Knowledge-Guided Masked Autoencoder with Linear Spectral Mixing and Spectral-Angle-Aware Reconstruction
This work addresses the challenge of enhancing deep learning models with domain knowledge for better interpretability and data efficiency, particularly in scientific domains, though it appears incremental as it builds on existing transformer-based self-supervised methods.
The paper tackled the problem of integrating domain knowledge into deep learning for improved model interpretability and generalization by proposing a knowledge-guided ViT-based Masked Autoencoder that incorporates the Linear Spectral Mixing Model and Spectral Angle Mapper as physical constraints. The result was enhanced reconstruction quality and improved downstream task performance, demonstrating the effectiveness of embedding physics-informed inductive biases in self-supervised learning.
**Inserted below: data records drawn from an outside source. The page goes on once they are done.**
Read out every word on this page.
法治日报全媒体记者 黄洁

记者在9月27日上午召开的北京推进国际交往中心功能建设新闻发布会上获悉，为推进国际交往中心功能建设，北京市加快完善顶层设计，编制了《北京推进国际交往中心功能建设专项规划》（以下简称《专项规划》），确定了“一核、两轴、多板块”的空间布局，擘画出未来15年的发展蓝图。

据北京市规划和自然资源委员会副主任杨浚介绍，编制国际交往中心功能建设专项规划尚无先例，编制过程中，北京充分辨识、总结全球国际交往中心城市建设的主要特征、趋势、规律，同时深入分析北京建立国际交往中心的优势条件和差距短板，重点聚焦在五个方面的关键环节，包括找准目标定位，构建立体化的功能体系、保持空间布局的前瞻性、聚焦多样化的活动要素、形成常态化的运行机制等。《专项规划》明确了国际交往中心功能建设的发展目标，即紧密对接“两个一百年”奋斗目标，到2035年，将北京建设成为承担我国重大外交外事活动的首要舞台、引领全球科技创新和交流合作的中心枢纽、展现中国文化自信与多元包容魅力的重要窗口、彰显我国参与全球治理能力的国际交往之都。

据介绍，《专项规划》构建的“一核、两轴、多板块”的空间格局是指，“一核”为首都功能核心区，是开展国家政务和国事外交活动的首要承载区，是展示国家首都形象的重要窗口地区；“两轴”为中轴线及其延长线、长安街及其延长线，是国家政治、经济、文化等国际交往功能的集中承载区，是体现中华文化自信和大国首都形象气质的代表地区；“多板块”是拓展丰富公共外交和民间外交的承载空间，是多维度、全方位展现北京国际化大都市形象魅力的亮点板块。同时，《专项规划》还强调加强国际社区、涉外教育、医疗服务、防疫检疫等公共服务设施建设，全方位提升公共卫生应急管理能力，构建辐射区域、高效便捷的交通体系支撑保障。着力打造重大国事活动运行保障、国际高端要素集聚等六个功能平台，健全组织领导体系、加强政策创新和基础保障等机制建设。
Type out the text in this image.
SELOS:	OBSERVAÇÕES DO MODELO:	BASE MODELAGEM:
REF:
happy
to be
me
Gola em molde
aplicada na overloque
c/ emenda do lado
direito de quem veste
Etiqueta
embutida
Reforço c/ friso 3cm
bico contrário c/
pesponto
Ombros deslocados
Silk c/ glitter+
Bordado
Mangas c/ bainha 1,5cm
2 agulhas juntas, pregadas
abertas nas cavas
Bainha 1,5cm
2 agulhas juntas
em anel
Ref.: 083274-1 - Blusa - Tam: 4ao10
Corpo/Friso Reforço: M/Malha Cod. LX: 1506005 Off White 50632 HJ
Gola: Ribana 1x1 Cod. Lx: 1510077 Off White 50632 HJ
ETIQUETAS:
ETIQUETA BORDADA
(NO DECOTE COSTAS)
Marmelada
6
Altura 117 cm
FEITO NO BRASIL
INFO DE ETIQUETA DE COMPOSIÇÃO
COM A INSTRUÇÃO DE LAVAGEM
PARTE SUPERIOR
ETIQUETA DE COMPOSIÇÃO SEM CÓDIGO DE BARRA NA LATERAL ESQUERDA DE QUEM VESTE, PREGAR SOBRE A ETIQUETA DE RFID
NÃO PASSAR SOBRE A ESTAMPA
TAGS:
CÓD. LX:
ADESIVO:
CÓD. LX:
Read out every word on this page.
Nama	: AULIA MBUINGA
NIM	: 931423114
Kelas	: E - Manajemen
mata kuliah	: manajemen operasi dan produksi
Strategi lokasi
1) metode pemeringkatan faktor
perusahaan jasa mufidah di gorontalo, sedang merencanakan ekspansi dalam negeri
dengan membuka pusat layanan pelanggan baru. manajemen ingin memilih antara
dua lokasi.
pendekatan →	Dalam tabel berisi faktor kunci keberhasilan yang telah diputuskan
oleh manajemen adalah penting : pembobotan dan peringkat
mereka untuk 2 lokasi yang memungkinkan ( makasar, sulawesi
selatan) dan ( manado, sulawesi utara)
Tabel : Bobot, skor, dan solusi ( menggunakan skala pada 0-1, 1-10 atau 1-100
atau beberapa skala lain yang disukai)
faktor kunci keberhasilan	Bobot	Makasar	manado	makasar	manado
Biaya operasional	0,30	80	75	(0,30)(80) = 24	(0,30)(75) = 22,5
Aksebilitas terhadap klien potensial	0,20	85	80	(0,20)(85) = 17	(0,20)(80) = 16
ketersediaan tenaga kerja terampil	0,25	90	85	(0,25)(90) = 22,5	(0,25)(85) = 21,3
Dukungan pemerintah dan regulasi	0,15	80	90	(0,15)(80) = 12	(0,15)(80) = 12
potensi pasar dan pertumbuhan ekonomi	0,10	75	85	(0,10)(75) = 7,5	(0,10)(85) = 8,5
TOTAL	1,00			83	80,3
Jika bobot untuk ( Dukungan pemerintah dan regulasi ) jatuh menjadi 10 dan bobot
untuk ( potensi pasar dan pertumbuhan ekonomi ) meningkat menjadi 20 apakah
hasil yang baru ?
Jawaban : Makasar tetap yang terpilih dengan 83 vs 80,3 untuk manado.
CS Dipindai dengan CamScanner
Integrating domain knowledge into deep learning has emerged as a promising direction for improving model interpretability, generalization, and data efficiency. In this work, we present a novel knowledge-guided ViT-based Masked Autoencoder that embeds scientific domain knowledge within the self-supervised reconstruction process. Instead of relying solely on data-driven optimization, our proposed approach incorporates the Linear Spectral Mixing Model (LSMM) as a physical constraint and physically-based Spectral Angle Mapper (SAM), ensuring that learned representations adhere to known structural relationships between observed signals and their latent components. The framework jointly optimizes LSMM and SAM loss with a conventional Huber loss objective, promoting both numerical accuracy and geometric consistency in the feature space. This knowledge-guided design enhances reconstruction fidelity, stabilizes training under limited supervision, and yields interpretable latent representations grounded in physical principles. The experimental findings indicate that the proposed model substantially enhances reconstruction quality and improves downstream task performance, highlighting the promise of embedding physics-informed inductive biases within transformer-based self-supervised learning.